VI. PROBLEMS IN THE IMPLEMENTATION OF PLANNED ENVIRONMENTAL MEASURES
A. Manpower and enforcement
The Department of Environment has an inadequate number of enforcement officers. Rapid development and industrialization has increased all types of pollution in Malaysia and the Department of Environment has had to seek help from other government departments in apprehending environmental polluters. The Department is conducting a joint aerial surveillance programme with the Police Air Wing on open burning, discharge of industrial effluents and discharge of waste into water bodies.

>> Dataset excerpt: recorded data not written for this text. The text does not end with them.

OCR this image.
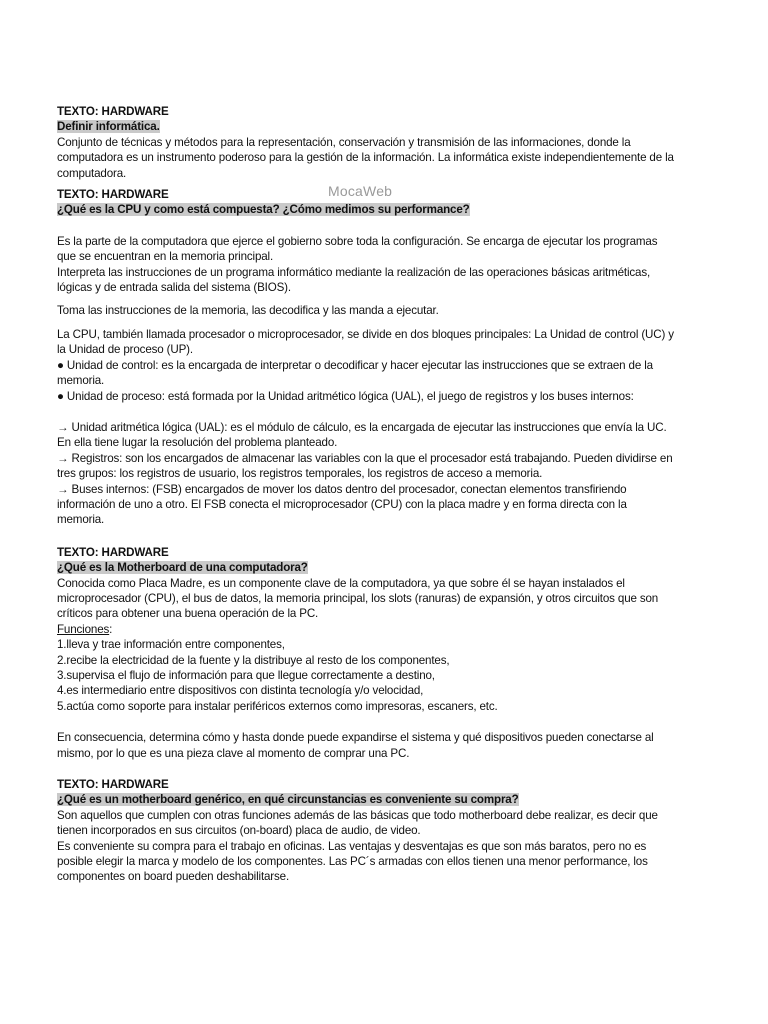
MocaWeb
TEXTO: HARDWARE
Definir informática.
Conjunto de técnicas y métodos para la representación, conservación y transmisión de las informaciones, donde la
computadora es un instrumento poderoso para la gestión de la información. La informática existe independientemente de la
computadora.
TEXTO: HARDWARE
¿Qué es la CPU y como está compuesta? ¿Cómo medimos su performance?
Es la parte de la computadora que ejerce el gobierno sobre toda la configuración. Se encarga de ejecutar los programas
que se encuentran en la memoria principal.
Interpreta las instrucciones de un programa informático mediante la realización de las operaciones básicas aritméticas,
lógicas y de entrada salida del sistema (BIOS).
Toma las instrucciones de la memoria, las decodifica y las manda a ejecutar.
La CPU, también llamada procesador o microprocesador, se divide en dos bloques principales: La Unidad de control (UC) y
la Unidad de proceso (UP).
● Unidad de control: es la encargada de interpretar o decodificar y hacer ejecutar las instrucciones que se extraen de la
memoria.
● Unidad de proceso: está formada por la Unidad aritmético lógica (UAL), el juego de registros y los buses internos:
→ Unidad aritmética lógica (UAL): es el módulo de cálculo, es la encargada de ejecutar las instrucciones que envía la UC.
En ella tiene lugar la resolución del problema planteado.
→ Registros: son los encargados de almacenar las variables con la que el procesador está trabajando. Pueden dividirse en
tres grupos: los registros de usuario, los registros temporales, los registros de acceso a memoria.
→ Buses internos: (FSB) encargados de mover los datos dentro del procesador, conectan elementos transfiriendo
información de uno a otro. El FSB conecta el microprocesador (CPU) con la placa madre y en forma directa con la
memoria.
TEXTO: HARDWARE
¿Qué es la Motherboard de una computadora?
Conocida como Placa Madre, es un componente clave de la computadora, ya que sobre él se hayan instalados el
microprocesador (CPU), el bus de datos, la memoria principal, los slots (ranuras) de expansión, y otros circuitos que son
críticos para obtener una buena operación de la PC.
Funciones:
1.lleva y trae información entre componentes,
2.recibe la electricidad de la fuente y la distribuye al resto de los componentes,
3.supervisa el flujo de información para que llegue correctamente a destino,
4.es intermediario entre dispositivos con distinta tecnología y/o velocidad,
5.actúa como soporte para instalar periféricos externos como impresoras, escaners, etc.
En consecuencia, determina cómo y hasta donde puede expandirse el sistema y qué dispositivos pueden conectarse al
mismo, por lo que es una pieza clave al momento de comprar una PC.
TEXTO: HARDWARE
¿Qué es un motherboard genérico, en qué circunstancias es conveniente su compra?
Son aquellos que cumplen con otras funciones además de las básicas que todo motherboard debe realizar, es decir que
tienen incorporados en sus circuitos (on-board) placa de audio, de video.
Es conveniente su compra para el trabajo en oficinas. Las ventajas y desventajas es que son más baratos, pero no es
posible elegir la marca y modelo de los componentes. Las PC´s armadas con ellos tienen una menor performance, los
componentes on board pueden deshabilitarse.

The Department has also delegated authority under the Environmental Quality Act, 1994, to the Departments of Fisheries, Marine Police and Customs, as well as the Port Authorities to apprehend polluters. Although that delegation of authority shows that Malaysia has sufficient environmental laws, the country still lacks manpower for enforcing them. The complexity of the environmental issues requires the cooperation of all agencies in resolving the various environmental problems. The Department of Environment has yet to take a lead role in providing the direction, leadership and the will to prosecute offenders. It is unreasonable to expect departments that are in charge of developing the economic sectors to also take responsibility for protecting or enhancing those sectors. The Department of Environment has found an ally in its efforts to enforce the laws. The courts in recent times have turned a sympathetic ear to the speedy hearing and disposal of environmental cases.